Le Juif parut quelque peu étonné et peiné de cette chance ; mais recueillant son courage, il répondit aussitôt :

« Non, non, non, c’est impossible ; je ne veux pas y songer ; la bénédiction de Dieu sera sur toi ; ta lance sera aussi formidable que la verge de Moïse. »

Disant ces mots, il tourna la tête de sa mule pour s’en aller, quand le pélerin à son tour le saisit par le manteau :

« Non, Isaac, tu ne connais pas encore tous les périls du combat ; le cheval peut être tué, l’armure endommagée, car je n’épargnerai ni l’un ni l’autre ; d’ailleurs les gens de ta tribu ne donnent rien pour rien, et il faudrait que je payasse quelque chose pour m’en être servi. »

Le Juif se tordit sur sa selle comme un homme atteint de la colique ; mais de meilleurs sentiments prédominèrent sur ceux qui lui étaient le plus familiers :

« N’importe, dit-il, n’importe ; laissez-moi partir. S’il y a quelque dommage, il ne vous en coûtera rien ; s’il y a quelque argent de perdu, Kirgath Jaïram l’oubliera pour l’amour d’Isaac, son parent. Adieu ; cependant, écoutez, bon jeune homme, dit-il en se retournant et en grimaçant de crainte ; ne vous emportez pas trop dans ce vain tumulte ; je ne veux pas dire que vous n’exposiez pas trop le cheval ni l’armure ; je veux parler de votre vie.

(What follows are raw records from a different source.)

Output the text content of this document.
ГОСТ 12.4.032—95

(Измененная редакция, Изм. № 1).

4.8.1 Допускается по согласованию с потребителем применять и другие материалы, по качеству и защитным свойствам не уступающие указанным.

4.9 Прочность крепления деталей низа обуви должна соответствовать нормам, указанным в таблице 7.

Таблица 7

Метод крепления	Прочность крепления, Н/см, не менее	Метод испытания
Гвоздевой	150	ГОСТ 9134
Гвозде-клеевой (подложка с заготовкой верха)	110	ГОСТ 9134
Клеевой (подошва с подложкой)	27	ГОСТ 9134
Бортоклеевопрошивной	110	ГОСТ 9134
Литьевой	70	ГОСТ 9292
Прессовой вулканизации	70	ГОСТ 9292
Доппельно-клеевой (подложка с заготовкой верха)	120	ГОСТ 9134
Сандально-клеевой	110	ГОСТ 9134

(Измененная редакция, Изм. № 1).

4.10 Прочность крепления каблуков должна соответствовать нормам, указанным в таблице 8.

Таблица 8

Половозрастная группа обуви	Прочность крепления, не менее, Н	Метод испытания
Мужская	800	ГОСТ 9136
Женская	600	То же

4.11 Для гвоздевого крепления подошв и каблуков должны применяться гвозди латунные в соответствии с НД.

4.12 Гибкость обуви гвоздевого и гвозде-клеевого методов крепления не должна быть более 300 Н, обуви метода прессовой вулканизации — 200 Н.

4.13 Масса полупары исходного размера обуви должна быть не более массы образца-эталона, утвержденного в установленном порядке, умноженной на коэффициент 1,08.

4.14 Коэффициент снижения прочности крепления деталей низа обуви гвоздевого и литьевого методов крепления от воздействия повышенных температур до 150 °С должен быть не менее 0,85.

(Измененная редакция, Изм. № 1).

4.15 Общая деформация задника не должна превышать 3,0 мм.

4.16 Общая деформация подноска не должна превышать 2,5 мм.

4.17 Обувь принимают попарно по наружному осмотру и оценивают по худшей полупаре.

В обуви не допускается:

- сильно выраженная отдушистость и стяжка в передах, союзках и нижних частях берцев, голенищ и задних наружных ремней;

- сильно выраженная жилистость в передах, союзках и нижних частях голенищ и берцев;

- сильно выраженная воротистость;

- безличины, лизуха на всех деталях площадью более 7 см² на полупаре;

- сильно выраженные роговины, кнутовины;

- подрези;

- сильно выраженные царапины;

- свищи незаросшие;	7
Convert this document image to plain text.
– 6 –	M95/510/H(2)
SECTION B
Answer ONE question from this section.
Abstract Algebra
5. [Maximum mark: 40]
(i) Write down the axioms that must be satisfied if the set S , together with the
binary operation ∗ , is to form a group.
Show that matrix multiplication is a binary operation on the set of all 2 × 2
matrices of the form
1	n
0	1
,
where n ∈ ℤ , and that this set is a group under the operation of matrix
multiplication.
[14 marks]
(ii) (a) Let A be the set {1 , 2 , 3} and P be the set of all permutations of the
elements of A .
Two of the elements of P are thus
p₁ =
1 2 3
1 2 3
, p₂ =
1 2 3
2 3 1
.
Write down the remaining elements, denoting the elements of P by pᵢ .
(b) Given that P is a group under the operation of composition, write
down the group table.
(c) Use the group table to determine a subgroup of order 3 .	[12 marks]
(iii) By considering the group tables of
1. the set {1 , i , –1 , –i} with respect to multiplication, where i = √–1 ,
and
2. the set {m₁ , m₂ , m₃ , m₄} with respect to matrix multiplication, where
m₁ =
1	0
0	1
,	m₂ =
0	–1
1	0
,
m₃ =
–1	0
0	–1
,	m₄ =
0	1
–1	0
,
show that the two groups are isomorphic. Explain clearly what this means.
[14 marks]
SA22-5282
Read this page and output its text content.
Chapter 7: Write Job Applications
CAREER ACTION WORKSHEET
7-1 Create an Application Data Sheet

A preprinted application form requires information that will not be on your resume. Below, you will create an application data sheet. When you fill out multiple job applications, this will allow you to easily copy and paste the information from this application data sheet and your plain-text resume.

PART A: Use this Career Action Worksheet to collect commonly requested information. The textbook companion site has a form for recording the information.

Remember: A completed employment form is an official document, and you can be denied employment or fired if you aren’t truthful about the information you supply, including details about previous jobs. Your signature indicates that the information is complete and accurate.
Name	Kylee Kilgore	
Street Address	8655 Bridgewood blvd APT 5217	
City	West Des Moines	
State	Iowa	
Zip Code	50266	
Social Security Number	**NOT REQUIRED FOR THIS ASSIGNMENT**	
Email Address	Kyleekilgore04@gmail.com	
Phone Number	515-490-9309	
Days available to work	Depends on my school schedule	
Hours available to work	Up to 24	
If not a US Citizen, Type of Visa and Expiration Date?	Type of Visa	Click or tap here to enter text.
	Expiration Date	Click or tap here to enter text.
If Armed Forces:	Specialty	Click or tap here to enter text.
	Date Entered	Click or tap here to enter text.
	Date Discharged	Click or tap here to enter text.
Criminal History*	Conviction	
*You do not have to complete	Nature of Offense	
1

— Grand merci de ta sollicitude, dit le pèlerin souriant de nouveau ; je profiterai de ta franche courtoisie, et j’aurai bien du malheur si je ne puis en tenir compte. »

Ils se quittèrent et prirent chacun une route différente pour entrer à Sheffield.



  1. Capitaine ou chef de clans ou paysans de la Vieille-Écosse. a. m.